Gli studi condotti in passato dalla stessa Viding su gemelli identici e fraterni hanno evidenziato come i tratti CU siano influenzati in parte dalla genetica. I gemelli omozigoti, che condividono quasi interamente il patrimonio genetico, mostrano una maggiore probabilità di svilupparli entrambi rispetto ai gemelli eterozigoti. Anche a livello cerebrale emergono differenze: in particolare, l’attività dell’amigdala, area che regola le emozioni, appare alterata nei bambini con questi comportamenti. Tuttavia, la genetica non è un destino già scritto. "Nessuno nasce psicopatico –ha  precisato Viding – Alcuni hanno una predisposizione maggiore, ma l’ambiente in cui crescono fa una differenza fondamentale".

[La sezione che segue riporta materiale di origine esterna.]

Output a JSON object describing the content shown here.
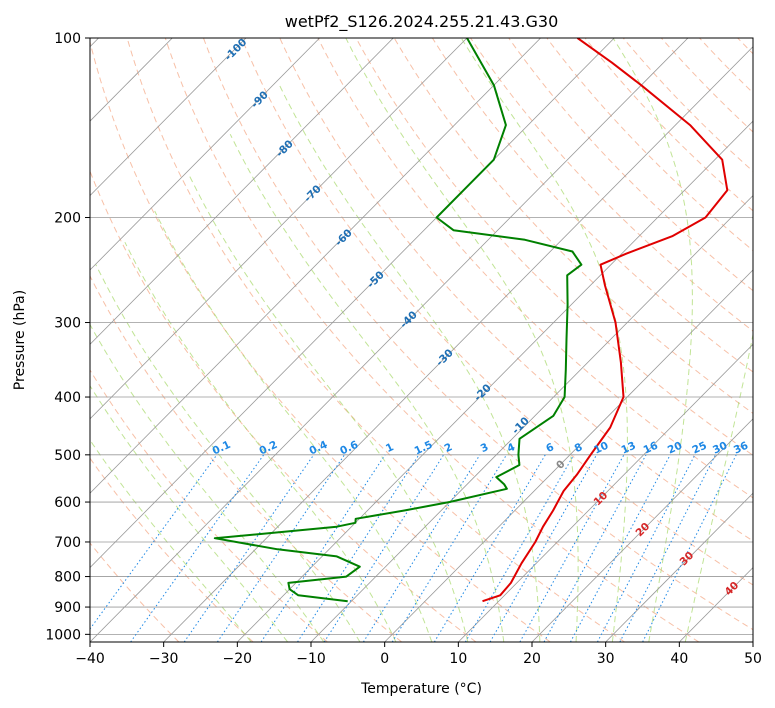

Il ruolo della famiglia e della prevenzione

Se da un lato i geni possono predisporre, dall’altro un contesto familiare caldo e affettuoso può ridurre in modo significativo il rischio. Studi condotti su bambini adottati hanno dimostrato che un ambiente positivo, anche in assenza di legami genetici, funge da protezione contro lo sviluppo di tratti antisociali. Le ricerche confermano inoltre che il rinforzo positivo – cioè premiare i comportamenti corretti anziché solo punire quelli negativi – aiuta i piccoli a costruire risposte emotive più sane.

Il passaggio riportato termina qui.